The question is that I need to get the id's of all the "checkbox's" that were selected in it. I'm pretty sure I'll need the .on()
method, but I just do not know how I can do the same.
Below is my list that is generated dynamically:
<ul id="list-of-passenger-service-item" class="list-cadastro skin skin-flat">
<li>
<input type="checkbox" id="25">
<label>Claudia Fernadez - Filho(a) - 09/06/2000</label>
</li>
</ul>
I have tried something like this, but unfortunately I did not succeed, because it "skips" .on()
:
$(document).on('change', '[type=checkbox]', function() {
$(this).each(function(){
console.log('obter os id\'s e armazenar em um array');
});
});
EDITION
I will try to summarize the flow for a better understanding of all.
I have a button that aims to open a modal:
//Abre o Modal e realiza o append (Exemplo para ilustração do meu caso)

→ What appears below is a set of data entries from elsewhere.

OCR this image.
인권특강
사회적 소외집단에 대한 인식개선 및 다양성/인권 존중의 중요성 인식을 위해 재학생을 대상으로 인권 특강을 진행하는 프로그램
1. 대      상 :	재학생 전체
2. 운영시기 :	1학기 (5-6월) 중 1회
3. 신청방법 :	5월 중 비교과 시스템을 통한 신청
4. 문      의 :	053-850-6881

$('#open-modal-item').click(function (event){
event.preventDefault();
$('#modalItem').modal('show');
//Chamada AJAX omitida
$('#list-of-passenger-service-item').append("<li> <input type=\"checkbox\" id=\""+value.id+"\"> <label>" + value.firstName + " " + value.lastName + " - Cônjuge - " + date.toLocaleDateString() + '</label> </li>');
});
So, in my modal I have a button that aims to confirm the data:
$('#service-item-btn-confirm').click(function (event){
event.preventDefault();
//Varias linhas foram omitidas para facilitar o entedimento
//Chamo o metodo que tem como objetivo construir um objeto JSON para posteriormente passar para o back-end
constructServiceItemObj();
})
Finally inside the constructServiceItemObj();
method I need to get all the checkbox's components that have been selected by the user:
function constructServiceItemObj(){
$("input:checkbox[name=type]:checked").each(function(i, el){
var id = $(this).find(':input');
});
});
Unfortunately the same does not work! Just because of the reason (I believe) that the elements of my checkbox's list are generated dynamically, so I need maybe a .on()
in my $.each()
.